Na Escola de Música da Ufba ele fez parte de um destacado grupo de alunos, a Oficina de Composição Agora (OCA), que entre os anos de 2012 e 2016 realizou duas edições de uma maratona de eventos de promoção da música de concerto contemporânea, o Música de Agora na Bahia (MAB), com patrocínios do Governo da Bahia (via Secult) e Petrobras.
“A Ufba tem um dos melhores cursos de composição no Brasil. Tive a sorte de ter como professor o compositor Paulo Costa Lima, que como visionário inato, já semeou o que viria a ser a OCA desde meu primeiro ano no curso de composição, em 2003”, conta.
“Arrisco-me a dizer que a OCA foi um dos primeiros grupos, senão o primeiro, a surgir no Brasil nesse formato, exclusivamente por compositores que apresentavam o próprio trabalho e institucionalizada juridicamente.

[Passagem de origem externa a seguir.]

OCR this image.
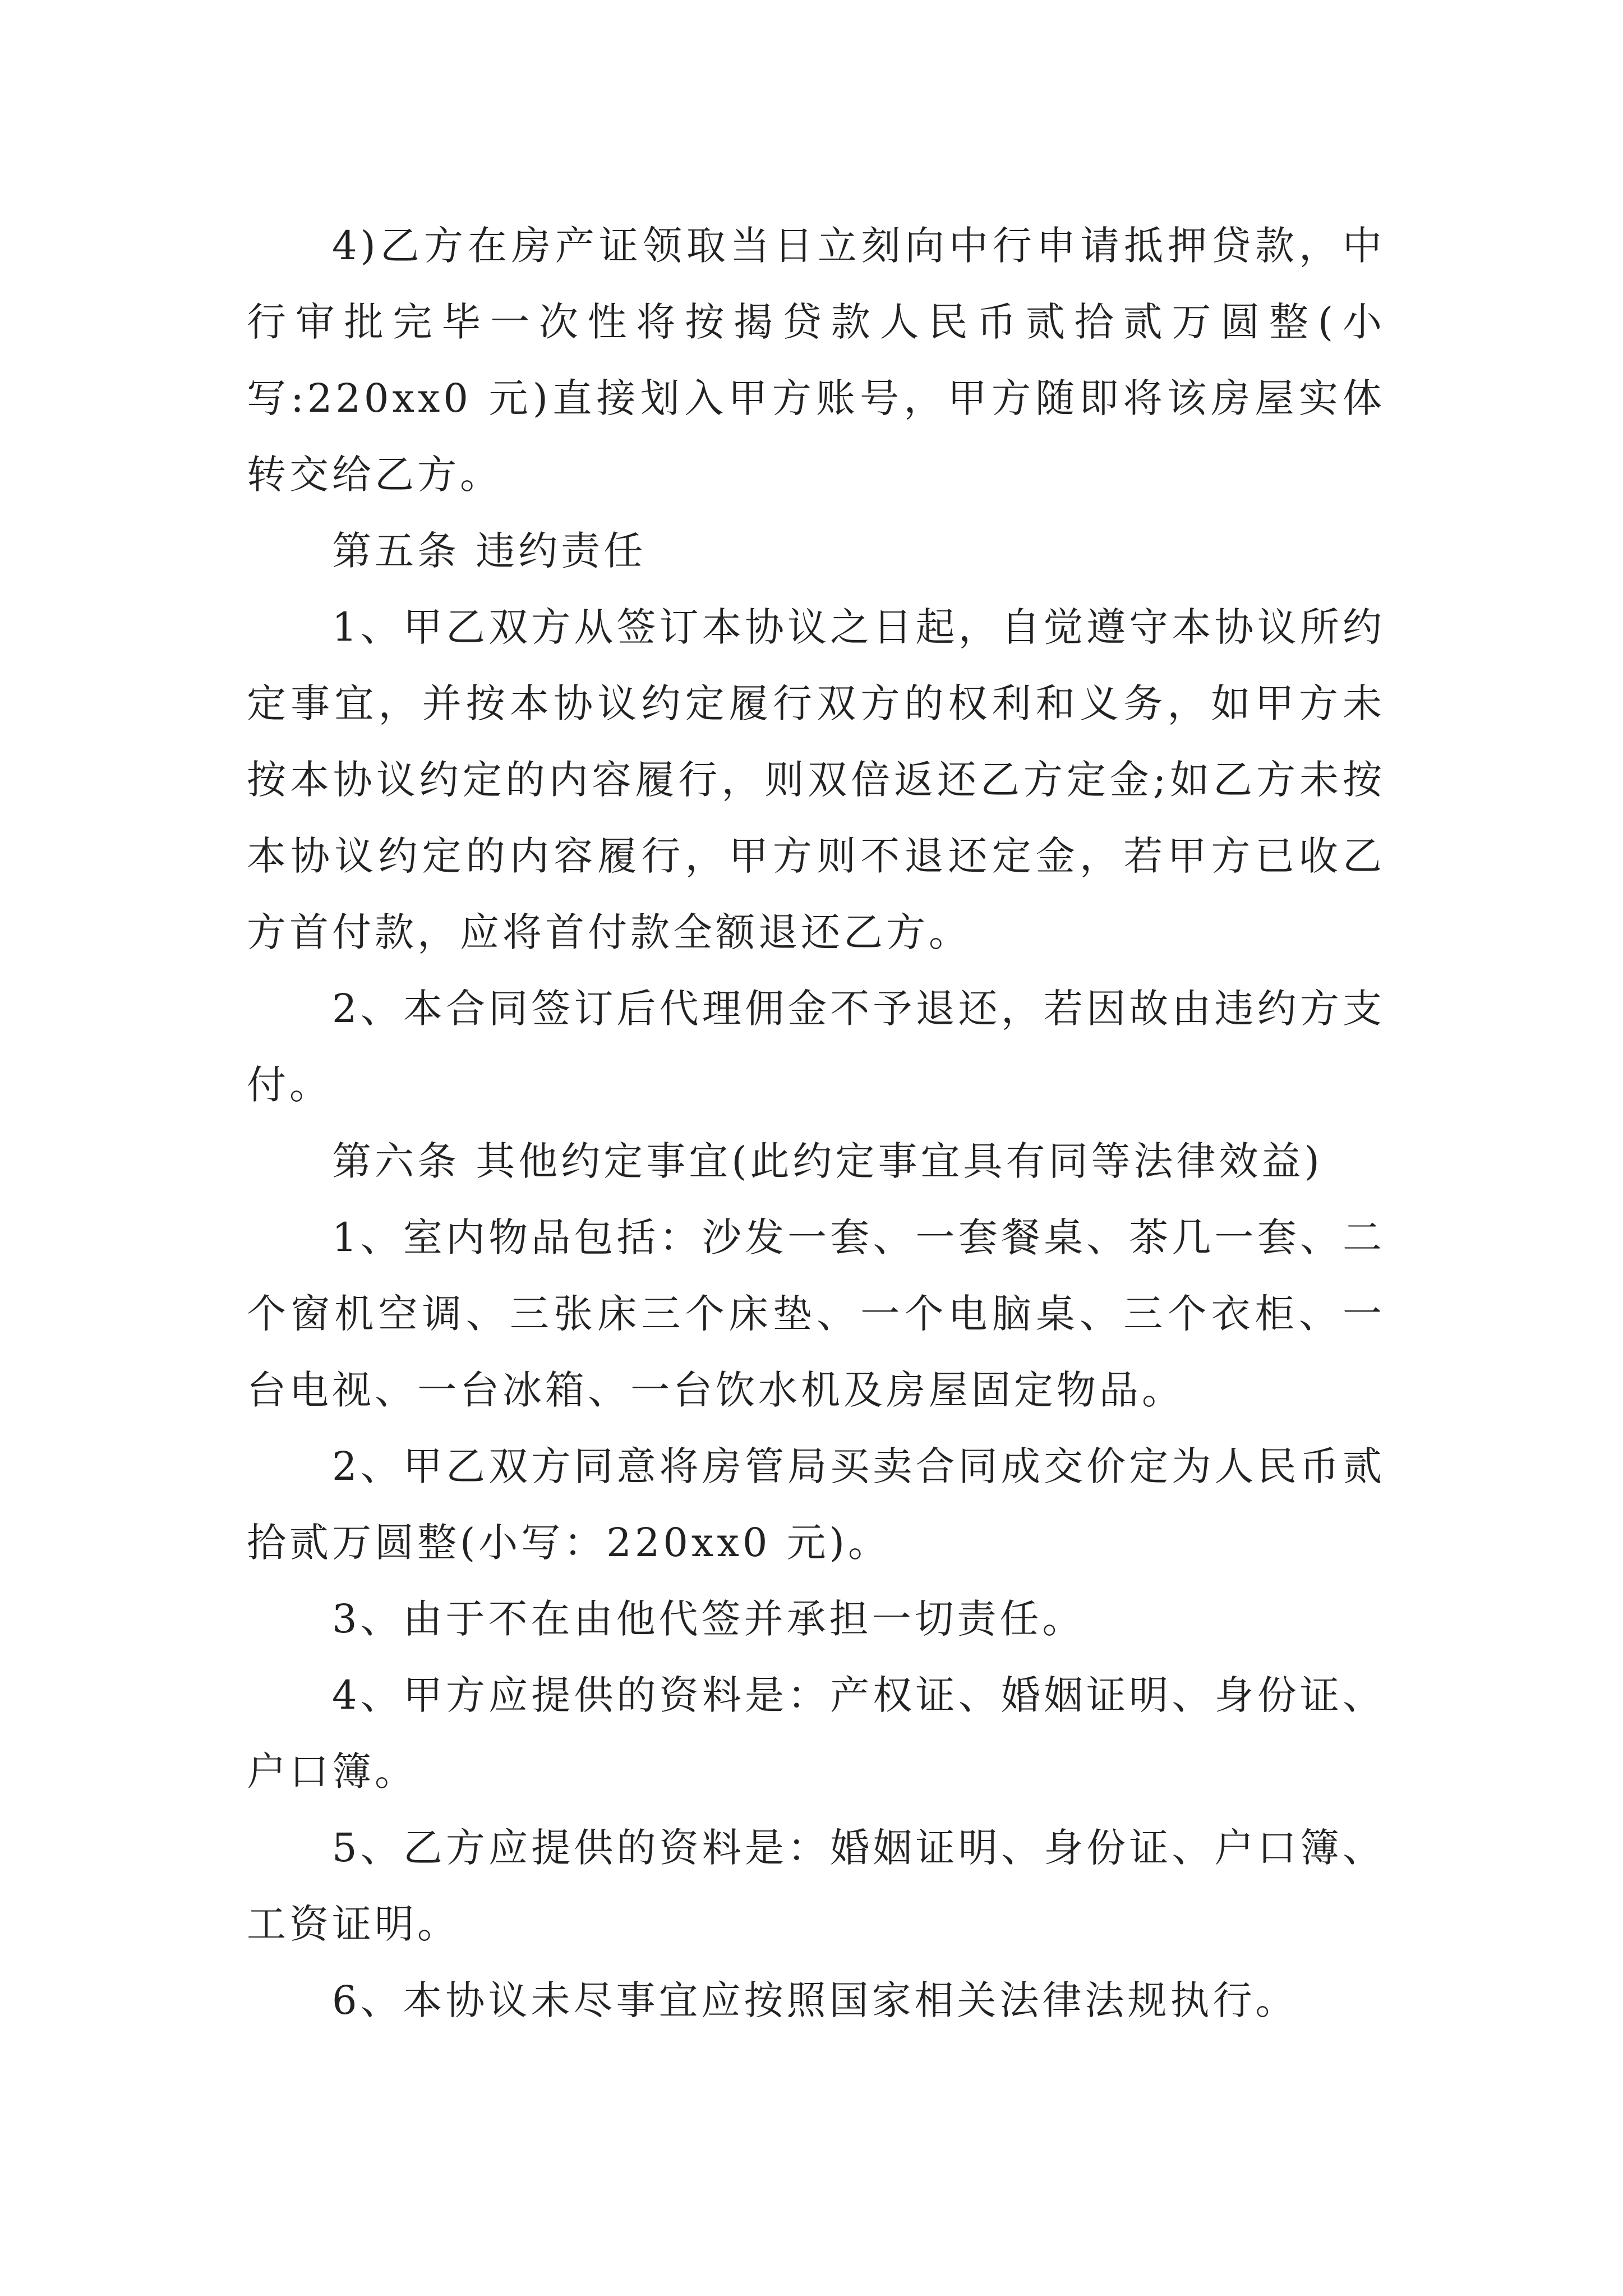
4)乙方在房产证领取当日立刻向中行申请抵押贷款，中行审批完毕一次性将按揭贷款人民币贰拾贰万圆整(小写:220xx0 元)直接划入甲方账号，甲方随即将该房屋实体转交给乙方。

第五条 违约责任

1、甲乙双方从签订本协议之日起，自觉遵守本协议所约定事宜，并按本协议约定履行双方的权利和义务，如甲方未按本协议约定的内容履行，则双倍返还乙方定金;如乙方未按本协议约定的内容履行，甲方则不退还定金，若甲方已收乙方首付款，应将首付款全额退还乙方。

2、本合同签订后代理佣金不予退还，若因故由违约方支付。

第六条 其他约定事宜(此约定事宜具有同等法律效益)

1、室内物品包括：沙发一套、一套餐桌、茶几一套、二个窗机空调、三张床三个床垫、一个电脑桌、三个衣柜、一台电视、一台冰箱、一台饮水机及房屋固定物品。

2、甲乙双方同意将房管局买卖合同成交价定为人民币贰拾贰万圆整(小写：220xx0 元)。

3、由于不在由他代签并承担一切责任。

4、甲方应提供的资料是：产权证、婚姻证明、身份证、户口簿。

5、乙方应提供的资料是：婚姻证明、身份证、户口簿、工资证明。

6、本协议未尽事宜应按照国家相关法律法规执行。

Conseguimos construir pontes e parcerias com artistas em todo mundo, através de projetos que beneficiam os participantes mutuamente ainda hoje”, diz.
Um dos frutos das atividades da OCA foi justamente sua ida para o Conservatório de Seia.
“(Aqui) tornei-me compositor residente num festival internacional itinerante com mais de cinquenta edições realizadas em todo o mundo, e dirigido pelo compositor Jaime Reis, que participou de projetos com a OCA”, conta.
No momento, Túlio prepara um concerto de jazz para guitarra solo e negocia realizar um concerto (de sua autoria) para gaita e orquestra – enquanto repensa, de longe, sua relação com a Bahia. “Sinto saudade, sim. Muita. Quem me conhece sabe que sempre tive uma relação delicada com Salvador. Mas também tem muitas coisas positivas que encantam, como a riqueza cultural”, vê.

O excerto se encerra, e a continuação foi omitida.